Our dogs live in a quarantined kennel facility on our Australian property under the care of two veterinary surgeons employed by Plasvacc, with access to another two privately owned veterinary clinics just 15 minutes drive away. Their physical wellbeing and care is extraordinary.
The veterinarians are assisted by a team of trained and qualified kennel attendants who look after our dogs 7 days a week, 365 days a year. Kennel attendants are formally trained in animal husbandry and welfare, obedience training and basic veterinary monitoring and treatment.
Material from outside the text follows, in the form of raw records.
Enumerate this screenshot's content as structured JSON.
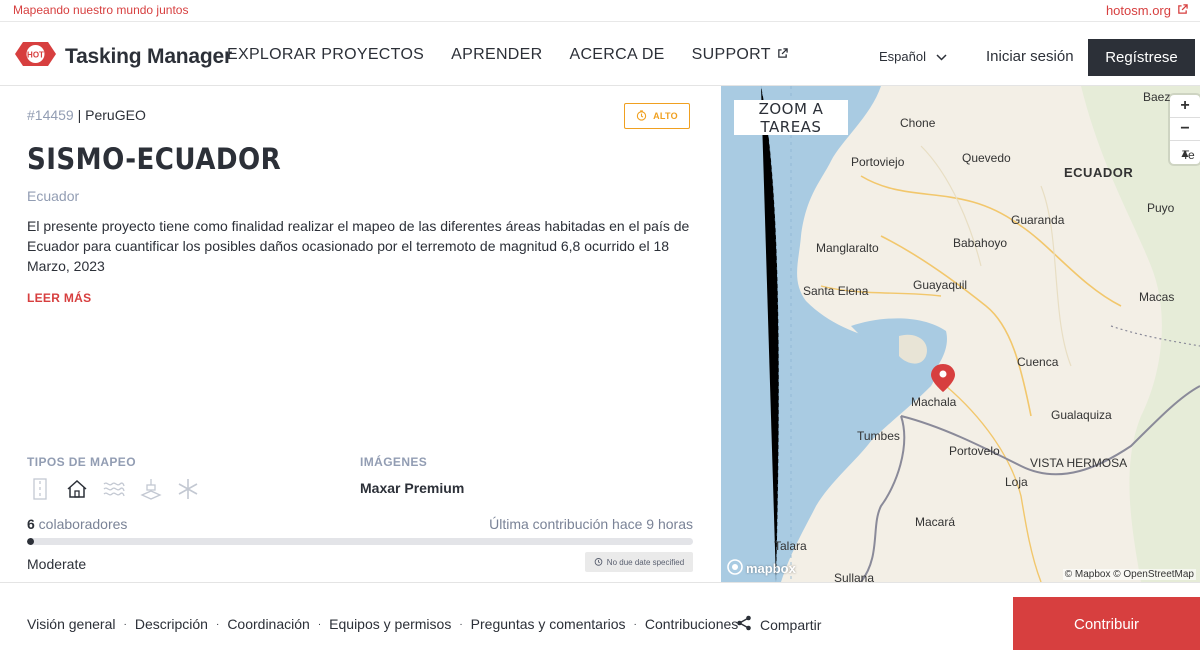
{
  "topbar": {
    "tagline": "Mapeando nuestro mundo juntos",
    "site_link": "hotosm.org"
  },
  "header": {
    "logo_badge": "HOT",
    "logo_text": "Tasking Manager",
    "nav": [
      {
        "label": "EXPLORAR PROYECTOS"
      },
      {
        "label": "APRENDER"
      },
      {
        "label": "ACERCA DE"
      },
      {
        "label": "SUPPORT"
      }
    ],
    "language": "Español",
    "login": "Iniciar sesión",
    "register": "Regístrese"
  },
  "project": {
    "id": "#14459",
    "organization": "PeruGEO",
    "priority": "ALTO",
    "title": "SISMO-ECUADOR",
    "country": "Ecuador",
    "description": "El presente proyecto tiene como finalidad realizar el mapeo de las diferentes áreas habitadas en el país de Ecuador para cuantificar los posibles daños ocasionado por el terremoto de magnitud 6,8 ocurrido el 18 Marzo, 2023",
    "read_more": "LEER MÁS",
    "mapping_types_label": "TIPOS DE MAPEO",
    "mapping_types": [
      "roads-icon",
      "buildings-icon",
      "waterways-icon",
      "landuse-icon",
      "other-icon"
    ],
    "imagery_label": "IMÁGENES",
    "imagery_value": "Maxar Premium",
    "contributors_count": "6",
    "contributors_label": " colaboradores",
    "last_contribution": "Última contribución hace 9 horas",
    "progress_percent": 1,
    "difficulty": "Moderate",
    "due_date": "No due date specified"
  },
  "map": {
    "zoom_button": "ZOOM A TAREAS",
    "zoom_in": "+",
    "zoom_out": "−",
    "reset": "▲",
    "attribution": "© Mapbox © OpenStreetMap",
    "mapbox_logo": "mapbox",
    "labels": [
      "Baez",
      "Chone",
      "Portoviejo",
      "Quevedo",
      "Te",
      "ECUADOR",
      "Guaranda",
      "Puyo",
      "Manglaralto",
      "Babahoyo",
      "Santa Elena",
      "Guayaquil",
      "Macas",
      "Cuenca",
      "Machala",
      "Gualaquiza",
      "Tumbes",
      "Portovelo",
      "VISTA HERMOSA",
      "Loja",
      "Macará",
      "Talara",
      "Sullana"
    ]
  },
  "bottom": {
    "tabs": [
      "Visión general",
      "Descripción",
      "Coordinación",
      "Equipos y permisos",
      "Preguntas y comentarios",
      "Contribuciones"
    ],
    "share": "Compartir",
    "contribute": "Contribuir"
  }
}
The mental welfare of our donor dogs is also extremely important. Kennel enrichment is considered a priority at Plasvacc to create happy dogs. We are aware that the kennel environment is a potential psychogenic stressor for some dogs and all aspects of kennel and environmental enrichment form a normal part of their husbandry. This is reflected in comments we receive from the AEC about how quiet the kennels are, and that our dogs do not display abnormal behaviors that are attributable to boring and barren environments. This is despite the fact that most of our dogs have failed behavioral assessments at the time they are admitted into our facility and thus CANNOT BE REHOMED!
Social enrichment with group or pair housing and exercising along with regular contact with our kennel attendants provides a constant source of complex mental stimulation.
Occupational enrichment with obedience training is performed on a regular basis.
Physical enrichment to improve the quality and complexity of the dogs’ living space is achieved with a variety of toys that are rotated regularly to ensure interest. Concrete tunnels provide a safe protected area and offer privacy from other dogs. The dogs are able to command a better view of their surroundings on raised platforms in their yards, they can choose to be inside under cover or outside in a spacious yard. Sandboxes provided in outdoor areas allow them to engage in normal digging behavior.
Sensory enrichment stimulates their senses – sight, sound and smell. Having visual access to the rest of the kennels is important to these sighthounds and can provide a sense of security. Auditory enrichment with classical music is provided as it may help mitigate some of the stress inherent for many kennelled dogs. Wells 2009 showed that Olfactory enrichment with placement of lavender-scented cloths has a calming effect so Plasvacc has implemented this enrichment strategy.
Our donor dogs are currently all ex-racing greyhounds that have been given a second chance at life by Plasvacc. The dogs are typically 2-3 years of age when they join us. They qualify to enter the kennels after strict immune-haematological and disease testing is performed. They are desexed and started on a preventative medicine and hyperimmunization program.
Plasvacc operates a registered, not-for-profit charity, named Anubis Retirement Ltd. Once a dog officially retires from donating they can either be rehomed (if possible) with a suitable family or they stay on at Plasvacc in our ‘Anubis Retirement Village’ where they live out the natural course of their lives. Rehoming some of these donors is only possible because of the positive effect Plasvacc staff have had on their temperament during the years that they live with us.